Waiting to find out if I’d be laid off. The office I worked in was closing permanently on a Friday, and there was no guarantee I would be able to work at another office.

Normally we closed at 5. The place basically shut down at 3. I had received no call or other contact. Then about an hour later somebody told me to turn my computer back on and check my email. (They knew!) So I checked and… yeah, there was an offer. I went from thinking I’d have to slog to find another job, to having to travel almost two hours one way on Monday, to a city I had never been in, and would have to spend some time on the weekend Googling how to get there. Better than nothing…

For the next few months I had to wait anxiously to get a job back in town. My phone was causing issues at the time, too, so I feared missing a call or voicemail. That was pointless… I was told about the new offer by email.

In June of 2015 I had a fast growing lump removed from my dogs chest. It was sent for pathology and nada. We had an appointment to go back in two weeks to remove the staples. I called and asked about the report. The tech said we’ll talk about that at the appointment.

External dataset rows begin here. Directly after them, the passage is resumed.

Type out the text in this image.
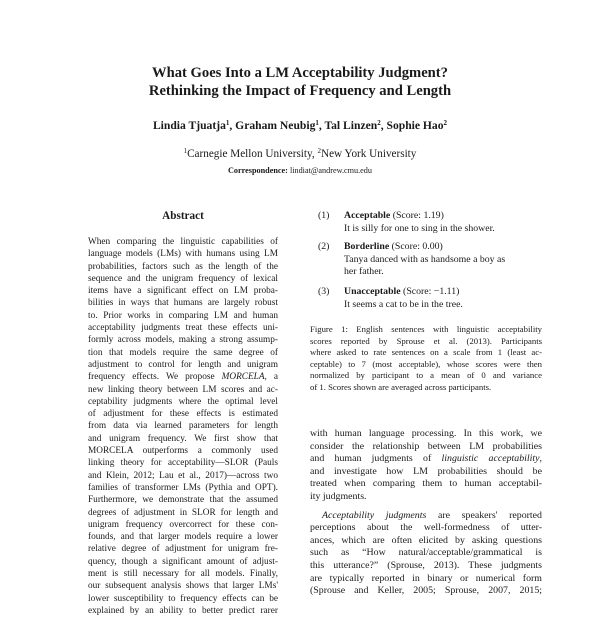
What Goes Into a LM Acceptability Judgment?
Rethinking the Impact of Frequency and Length
Lindia Tjuatja$^1$, Graham Neubig$^1$, Tal Linzen$^2$, Sophie Hao$^2$
$^1$Carnegie Mellon University, $^2$New York University
Correspondence: lindiat@andrew.cmu.edu
Abstract
When comparing the linguistic capabilities of
language models (LMs) with humans using LM
probabilities, factors such as the length of the
sequence and the unigram frequency of lexical
items have a significant effect on LM proba-
bilities in ways that humans are largely robust
to. Prior works in comparing LM and human
acceptability judgments treat these effects uni-
formly across models, making a strong assump-
tion that models require the same degree of
adjustment to control for length and unigram
frequency effects. We propose MORCELA, a
new linking theory between LM scores and ac-
ceptability judgments where the optimal level
of adjustment for these effects is estimated
from data via learned parameters for length
and unigram frequency. We first show that
MORCELA outperforms a commonly used
linking theory for acceptability—SLOR (Pauls
and Klein, 2012; Lau et al., 2017)—across two
families of transformer LMs (Pythia and OPT).
Furthermore, we demonstrate that the assumed
degrees of adjustment in SLOR for length and
unigram frequency overcorrect for these con-
founds, and that larger models require a lower
relative degree of adjustment for unigram fre-
quency, though a significant amount of adjust-
ment is still necessary for all models. Finally,
our subsequent analysis shows that larger LMs'
lower susceptibility to frequency effects can be
explained by an ability to better predict rarer
(1) Acceptable (Score: 1.19)
It is silly for one to sing in the shower.
(2) Borderline (Score: 0.00)
Tanya danced with as handsome a boy as
her father.
(3) Unacceptable (Score: −1.11)
It seems a cat to be in the tree.
Figure 1: English sentences with linguistic acceptability
scores reported by Sprouse et al. (2013). Participants
where asked to rate sentences on a scale from 1 (least ac-
ceptable) to 7 (most acceptable), whose scores were then
normalized by participant to a mean of 0 and variance
of 1. Scores shown are averaged across participants.
with human language processing. In this work, we
consider the relationship between LM probabilities
and human judgments of linguistic acceptability,
and investigate how LM probabilities should be
treated when comparing them to human acceptabil-
ity judgments.
Acceptability judgments are speakers' reported
perceptions about the well-formedness of utter-
ances, which are often elicited by asking questions
such as “How natural/acceptable/grammatical is
this utterance?” (Sprouse, 2013). These judgments
are typically reported in binary or numerical form
(Sprouse and Keller, 2005; Sprouse, 2007, 2015;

I knew it was not good news. He had Mast Cell tumor without clean margins. Doc said bring him back when it returns. It never did. I was pissed that I lost almost two weeks. I took him to another Vet and spent over $900 in blood tests to type and grade the tumor. Wasted money. That Vet actually offered radiation, chemo or do nothing. I chose to do nothing. Here were are almost 4 years later and today is his 13th Birthday.

Happy Birthday, Buttercup Smith’s dog!

Same, except it was a CT scan and I did get the all clear. 4 days of waiting… that was utter hell.

I doubt anything will ever keep me in suspense quite the way the first time I bought mail-order comic book back issues did.

That was a long-ass two weeks for a fifth grader, man.

Waiting for the Bar Exam results, 1987.

When my Mom grew seriously ill during the last two years of her life, I spent every day dreading “that call or text message”. He went into the hospital with pneumonia and spent less than a week at home before we had to put her in a care home. Several times I was told or texted that she was in the emergency room, often late at night. The last time she went to the emergency room (the doctor said she may not make it through the night), we stayed until 1-2am and she was taken back to the care home. About 2pm that day, my sister woke me from my nap and told me that she passed away. That was worse than getting a call or text because the message was immediate, not something I could have ignored in my sleep.

Sitting here in the school parking lot.

Kid isn’t answering phone/texts.

So… right now?

Found!

Not sure about myself, but in recent memory, my wife’s DNA results. She was adopted, and we thought it might help identify her birth families.

April 1969, waiting for college admission letters. They arrived on time, and were sitting on the floor under the mail slot. One was thick and one was thin.

But it turned out both were good news.